Dear friends,
Grace and Peace to you in the name of our Lord and Savior, Jesus Christ.
We find ourselves in the midst of the season of Lent, journeying towards Holy Week and the celebration of the Resurrection of our Lord. Easter will land on March 31st this year, a little earlier than what seems usual; but not the earliest possible date, which is March 22nd.
As we have journeyed through this Lenten season we have been meeting with friends from ourecumenical partner churches on Wednesday evenings for food, fellowship, prayer, music, and conversation. And, as I typed this, it dawned on me that many of you may not know what ourecumenical partnerships are, how long they have been around, or what the word ecumenicaleven means. So, let’s talk about that!
The word ecumenical itself means, according to the Cambridge Dictionary, “encouraging the different Christian Churches to unite”. Essentially, it’s just a fancy word meaning that different Christian church bodies are working together on something. You can have an ecumenical service, an ecumenical mission, an ecumenical dialogue, etc.

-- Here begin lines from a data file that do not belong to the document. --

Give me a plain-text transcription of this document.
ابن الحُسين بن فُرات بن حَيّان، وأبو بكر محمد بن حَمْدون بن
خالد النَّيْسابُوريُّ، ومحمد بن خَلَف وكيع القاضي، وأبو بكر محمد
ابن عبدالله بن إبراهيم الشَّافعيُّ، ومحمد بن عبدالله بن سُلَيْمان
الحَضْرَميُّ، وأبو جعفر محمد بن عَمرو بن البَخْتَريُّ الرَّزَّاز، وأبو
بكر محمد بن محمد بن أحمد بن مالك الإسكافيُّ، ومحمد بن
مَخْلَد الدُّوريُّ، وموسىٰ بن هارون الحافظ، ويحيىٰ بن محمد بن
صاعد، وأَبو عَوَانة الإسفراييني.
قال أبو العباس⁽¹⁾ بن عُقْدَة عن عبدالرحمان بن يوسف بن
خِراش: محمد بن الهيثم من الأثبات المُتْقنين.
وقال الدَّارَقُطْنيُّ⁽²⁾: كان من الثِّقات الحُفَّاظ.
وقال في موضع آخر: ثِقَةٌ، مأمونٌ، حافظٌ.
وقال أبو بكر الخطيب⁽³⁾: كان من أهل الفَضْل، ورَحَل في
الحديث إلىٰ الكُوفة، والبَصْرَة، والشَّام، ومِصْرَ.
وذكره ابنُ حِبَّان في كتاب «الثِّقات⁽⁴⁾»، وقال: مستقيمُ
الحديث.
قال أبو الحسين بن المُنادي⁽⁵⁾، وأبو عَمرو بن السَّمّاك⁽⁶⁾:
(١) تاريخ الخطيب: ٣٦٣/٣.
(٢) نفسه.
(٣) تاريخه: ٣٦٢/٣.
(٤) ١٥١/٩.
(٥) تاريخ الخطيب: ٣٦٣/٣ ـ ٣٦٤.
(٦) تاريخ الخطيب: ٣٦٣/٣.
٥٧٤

Our national church body, the Evangelical Lutheran Church in America (ELCA), does a lot of ecumenical work with a lot of other Christian Church Bodies. But, some of these ecumenical partnerships go one step further and become Full Communion Partners. Meaning that, because we hold enough common beliefs about the Lord’s Supper, ELCA Pastors can preside over communion in their churches, and their Pastors can preside over communion in our churches.
Those full communion partner church bodies are: The Episcopal Church, The United Methodist Church, The Presbyterian Church USA, The United Church of Christ, The Moravian Church, and The Reformed Church in America.
Now, with that information, you can begin to gather how our local ecumenical partnerships began. I first encountered our ecumenical Lenten gatherings in 2009, when I was serving Grace Village which was then known as the Lutheran Center. But, based on conversations with Rodelyn and Pastor Tracy, who used to serve at Holy Trinity, these midweek gatherings between the Lutherans and the Episcopalians have been occurring since the early 1990’s.
These midweek gatherings would continue to be Lutheran and Episcopal until 2021, when our new mission partners in the campus ministry, the Presbyterians and the Methodists would start joining us for Lent. And then, in 2023, our friends from Hazelwood Christian Church started joining us, they’re part of the Disciples of Christ tradition.
I give thanks to God for these ecumenical partnerships and our ability to participate with them and to walk alongside them in this journey of discipleship throughout the entire year, not just Lent. It’s amazing what God can do to, and through, us when we lay our differences aside and realize we have far more things in common as followers of Jesus. And, I pray that God will continue to show us more opportunities to worship and serve alongside our Christian siblings in town so that we can work together to grow God’s kingdom in Muncie as it is in Heaven.